In Silicon Valley fashion, Ventilla broke the news to parents with a touch of misplaced enthusiasm. He wrote an email to families in Palo Alto, California, saying the school there would close at the end of the year due to business “challenges and opportunities,” according to a copy of the message reviewed by Bloomberg. Ventilla said AltSchool will only run classrooms near the main offices in San Francisco and New York. “We know this is tough news that will have a big impact on your family,” Ventilla said. But the moves are needed, he wrote, given AltSchool’s “strategy, path to growth and finances.” 

In other words, education considerations come in second to business calculations. So sorry, Palo Alto rich parents.

The other part of this business equation is the Altschool ready-to-wear knockoff product line. Now that Ventilla has some things that sort of work, it's time to sell a version of them to other schools and make some real bank. Bloomberg talked to an anonymous employee who described a company in which the Run A School side battled with the Create Software for Market side-- and the software side won. And now the remaining schools will call themselves "lab" schools, suggesting they are not so much actual schools as development labs for the product line of the business.

Ventilla's vision seemed to be closer to what people think of when they hear "personalized" applied to education. "Ventilla wanted to build physical classrooms with first-rate teachers and complement them with “personalized” learning technology, so educators can tailor lessons for each child. But now it appears that the Altschool brand is headed to market with an attempt to out-Summit Summit education-- a course in a box, where students log on and a human "mentor" stands by to help with wrinkles, should they appear.

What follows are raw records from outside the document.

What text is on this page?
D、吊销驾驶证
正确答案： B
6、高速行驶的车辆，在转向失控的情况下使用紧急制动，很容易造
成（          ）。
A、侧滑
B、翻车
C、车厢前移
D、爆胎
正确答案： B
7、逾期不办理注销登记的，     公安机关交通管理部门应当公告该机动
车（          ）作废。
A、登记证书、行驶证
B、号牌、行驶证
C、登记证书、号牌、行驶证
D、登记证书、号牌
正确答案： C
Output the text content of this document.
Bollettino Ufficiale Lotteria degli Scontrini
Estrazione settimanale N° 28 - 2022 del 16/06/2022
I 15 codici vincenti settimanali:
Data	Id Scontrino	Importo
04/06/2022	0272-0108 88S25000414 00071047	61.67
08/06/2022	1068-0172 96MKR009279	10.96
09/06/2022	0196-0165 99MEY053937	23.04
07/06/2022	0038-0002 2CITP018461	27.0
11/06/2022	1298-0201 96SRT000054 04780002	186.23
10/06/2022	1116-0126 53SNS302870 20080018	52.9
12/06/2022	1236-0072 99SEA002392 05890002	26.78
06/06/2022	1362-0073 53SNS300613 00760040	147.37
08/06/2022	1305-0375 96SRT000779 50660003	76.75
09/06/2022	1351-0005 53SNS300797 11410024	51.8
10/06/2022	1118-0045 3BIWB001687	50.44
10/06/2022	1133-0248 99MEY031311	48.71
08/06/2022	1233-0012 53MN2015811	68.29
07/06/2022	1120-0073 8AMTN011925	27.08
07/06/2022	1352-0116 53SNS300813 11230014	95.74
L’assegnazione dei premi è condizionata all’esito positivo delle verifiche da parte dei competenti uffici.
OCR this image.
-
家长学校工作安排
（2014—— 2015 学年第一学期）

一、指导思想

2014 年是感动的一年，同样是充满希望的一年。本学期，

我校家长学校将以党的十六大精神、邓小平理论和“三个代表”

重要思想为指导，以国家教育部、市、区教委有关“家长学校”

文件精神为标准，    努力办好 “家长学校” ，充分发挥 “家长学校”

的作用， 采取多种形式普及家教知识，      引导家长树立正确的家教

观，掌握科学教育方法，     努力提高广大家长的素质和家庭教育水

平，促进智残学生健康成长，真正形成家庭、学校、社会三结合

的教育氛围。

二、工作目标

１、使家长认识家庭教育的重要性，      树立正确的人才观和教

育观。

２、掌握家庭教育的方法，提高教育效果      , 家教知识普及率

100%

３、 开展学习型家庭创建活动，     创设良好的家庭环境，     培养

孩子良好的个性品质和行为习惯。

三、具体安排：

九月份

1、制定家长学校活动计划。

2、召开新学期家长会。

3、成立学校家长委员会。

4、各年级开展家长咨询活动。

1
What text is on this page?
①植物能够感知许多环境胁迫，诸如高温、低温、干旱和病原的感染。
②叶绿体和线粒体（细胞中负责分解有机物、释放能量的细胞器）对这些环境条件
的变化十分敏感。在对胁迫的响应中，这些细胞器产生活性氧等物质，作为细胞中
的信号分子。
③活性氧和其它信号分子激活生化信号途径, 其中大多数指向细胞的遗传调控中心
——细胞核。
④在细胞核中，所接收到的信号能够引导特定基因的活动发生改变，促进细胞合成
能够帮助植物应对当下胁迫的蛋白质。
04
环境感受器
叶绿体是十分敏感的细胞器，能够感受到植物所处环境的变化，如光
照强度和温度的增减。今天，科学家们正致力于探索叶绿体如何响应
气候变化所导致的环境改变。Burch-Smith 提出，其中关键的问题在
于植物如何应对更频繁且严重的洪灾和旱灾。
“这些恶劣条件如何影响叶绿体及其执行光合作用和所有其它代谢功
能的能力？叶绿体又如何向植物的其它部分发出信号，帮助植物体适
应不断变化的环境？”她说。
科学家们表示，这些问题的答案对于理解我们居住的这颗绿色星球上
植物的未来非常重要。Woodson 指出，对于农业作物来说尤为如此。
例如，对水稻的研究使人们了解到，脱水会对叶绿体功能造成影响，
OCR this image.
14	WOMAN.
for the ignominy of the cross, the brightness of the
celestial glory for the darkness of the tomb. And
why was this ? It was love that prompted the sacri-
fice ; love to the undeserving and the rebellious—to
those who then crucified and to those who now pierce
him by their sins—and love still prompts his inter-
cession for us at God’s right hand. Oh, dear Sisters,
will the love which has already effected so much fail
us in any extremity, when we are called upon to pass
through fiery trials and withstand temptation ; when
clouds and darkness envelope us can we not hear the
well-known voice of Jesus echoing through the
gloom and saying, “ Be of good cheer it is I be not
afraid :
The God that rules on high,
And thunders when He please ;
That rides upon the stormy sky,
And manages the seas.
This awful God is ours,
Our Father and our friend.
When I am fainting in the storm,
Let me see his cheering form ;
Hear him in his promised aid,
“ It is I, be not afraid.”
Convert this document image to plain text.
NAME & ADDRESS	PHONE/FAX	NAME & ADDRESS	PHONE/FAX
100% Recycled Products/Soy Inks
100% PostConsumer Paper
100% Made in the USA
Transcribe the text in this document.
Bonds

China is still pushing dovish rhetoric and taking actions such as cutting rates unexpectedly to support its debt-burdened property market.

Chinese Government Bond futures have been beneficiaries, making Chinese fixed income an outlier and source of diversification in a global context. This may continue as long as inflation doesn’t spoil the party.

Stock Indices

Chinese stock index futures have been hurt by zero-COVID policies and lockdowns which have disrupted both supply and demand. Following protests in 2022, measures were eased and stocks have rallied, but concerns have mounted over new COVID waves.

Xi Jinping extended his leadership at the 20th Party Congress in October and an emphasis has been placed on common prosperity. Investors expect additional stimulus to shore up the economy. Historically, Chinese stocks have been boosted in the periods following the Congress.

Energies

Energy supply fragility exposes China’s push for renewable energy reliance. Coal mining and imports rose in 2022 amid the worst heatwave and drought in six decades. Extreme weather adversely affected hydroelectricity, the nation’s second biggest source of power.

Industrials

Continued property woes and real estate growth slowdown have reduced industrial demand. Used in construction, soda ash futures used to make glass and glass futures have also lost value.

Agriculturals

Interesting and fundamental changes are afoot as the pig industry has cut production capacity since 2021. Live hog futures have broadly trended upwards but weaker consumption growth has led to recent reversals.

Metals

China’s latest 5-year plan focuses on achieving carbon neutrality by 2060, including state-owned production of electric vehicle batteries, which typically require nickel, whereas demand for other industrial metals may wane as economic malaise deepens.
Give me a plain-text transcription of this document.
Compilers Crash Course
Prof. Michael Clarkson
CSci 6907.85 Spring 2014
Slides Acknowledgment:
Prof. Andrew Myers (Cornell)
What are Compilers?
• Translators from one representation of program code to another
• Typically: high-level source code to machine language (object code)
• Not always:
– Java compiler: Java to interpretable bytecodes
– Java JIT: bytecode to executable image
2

Altschools were popular with their parents, but it's possible the business doesn't really understand why:

Although the company touts the magic of its technology, two parents said their children benefited more from the extensive attention of talented teachers and small class sizes. There are multiple instructors per class, and the school places a premium on interdisciplinary projects, like building a model house that can withstand different weather—a task that incorporates current events, science, engineering and budgeting. 

In other words, Altschool's execution underscored the importance of a top quality teacher leading the classroom, a full array of tools at her disposal. And somehow, Altschool has taken away the lesson that the important part is the tools.

If nothing else, the Altschool story underlines the yawning gulf between tech-supported personalized education as it would really serve students, and tech-centered personalization that is more focused on marketability. In fact, that gulf is important enough to be looked at in a separate post-- which I'm going to go write now. In the meantime, keep your eyes peeled for this newest version of off-the-rack, mass-produced, faux personalized education.